Attirant toujours de nombreux spectateurs, ces parades commençaient d’habitude à midi ; mais les invités, porteurs de billets, devaient avant onze heures être rendus au Château. Sur le quai des Tuileries, devant le pavillon de Flore, on voyait donc, ces matins-là, s’arrêter de nombreuses voitures : calèches aux clinquantes livrées amarante ou jonquille, légers cabriolets à jockey minuscule juché sur l’arrière-train, fiacres monumentaux, les « chars numérotés » de la place publique.
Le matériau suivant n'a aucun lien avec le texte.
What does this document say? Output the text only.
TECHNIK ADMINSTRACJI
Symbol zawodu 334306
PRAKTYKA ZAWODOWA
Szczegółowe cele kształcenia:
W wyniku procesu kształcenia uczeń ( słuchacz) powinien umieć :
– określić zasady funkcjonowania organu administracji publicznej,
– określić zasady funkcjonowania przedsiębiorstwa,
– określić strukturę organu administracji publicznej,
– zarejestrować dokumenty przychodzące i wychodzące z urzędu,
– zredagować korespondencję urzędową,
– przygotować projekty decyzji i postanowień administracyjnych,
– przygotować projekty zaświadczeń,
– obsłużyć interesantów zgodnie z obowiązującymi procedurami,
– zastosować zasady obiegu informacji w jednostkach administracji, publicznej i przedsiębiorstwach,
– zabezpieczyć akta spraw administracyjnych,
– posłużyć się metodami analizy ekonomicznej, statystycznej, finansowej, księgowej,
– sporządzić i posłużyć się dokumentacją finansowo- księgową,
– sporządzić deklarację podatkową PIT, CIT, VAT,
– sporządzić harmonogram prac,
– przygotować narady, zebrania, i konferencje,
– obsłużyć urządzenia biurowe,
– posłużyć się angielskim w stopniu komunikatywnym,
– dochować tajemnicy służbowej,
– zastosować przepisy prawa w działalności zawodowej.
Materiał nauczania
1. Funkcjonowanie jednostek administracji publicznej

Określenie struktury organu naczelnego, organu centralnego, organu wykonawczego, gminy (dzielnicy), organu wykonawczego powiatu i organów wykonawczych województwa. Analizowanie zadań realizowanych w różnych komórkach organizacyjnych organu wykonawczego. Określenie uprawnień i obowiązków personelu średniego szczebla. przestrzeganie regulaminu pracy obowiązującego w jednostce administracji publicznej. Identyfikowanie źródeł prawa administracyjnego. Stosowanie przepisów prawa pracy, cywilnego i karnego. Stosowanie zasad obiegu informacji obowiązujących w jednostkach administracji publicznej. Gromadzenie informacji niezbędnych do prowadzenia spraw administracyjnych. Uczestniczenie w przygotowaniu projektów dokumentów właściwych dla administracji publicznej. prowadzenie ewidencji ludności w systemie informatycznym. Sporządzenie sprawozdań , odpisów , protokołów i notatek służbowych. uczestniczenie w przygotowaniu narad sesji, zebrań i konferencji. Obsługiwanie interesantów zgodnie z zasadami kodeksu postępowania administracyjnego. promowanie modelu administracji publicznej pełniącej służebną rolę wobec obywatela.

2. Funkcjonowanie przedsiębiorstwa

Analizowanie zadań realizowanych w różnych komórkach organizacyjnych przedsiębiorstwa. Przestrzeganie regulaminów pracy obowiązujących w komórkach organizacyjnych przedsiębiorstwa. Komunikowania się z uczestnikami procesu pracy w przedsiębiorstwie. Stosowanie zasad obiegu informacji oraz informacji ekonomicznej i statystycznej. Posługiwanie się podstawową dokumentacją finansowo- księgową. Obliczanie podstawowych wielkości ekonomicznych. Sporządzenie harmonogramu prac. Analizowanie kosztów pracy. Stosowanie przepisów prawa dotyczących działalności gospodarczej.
Des citoyens de haute importance descendaient de ces équipages : ministres, sénateurs, conseillers d’État, tribuns, législateurs ; des fonctionnaires de toutes broderies, et des magistrats de tous manteaux ; des « jurisconsultes, » avocats, avoués ou notaires, et plusieurs de ces « nouveaux riches, » banquiers et fournisseurs des armées, les potentats de la finance, l’aristocratie, à présent, de la nation régénérée, — les « ci-derrière, » successeurs des « ci-devant… »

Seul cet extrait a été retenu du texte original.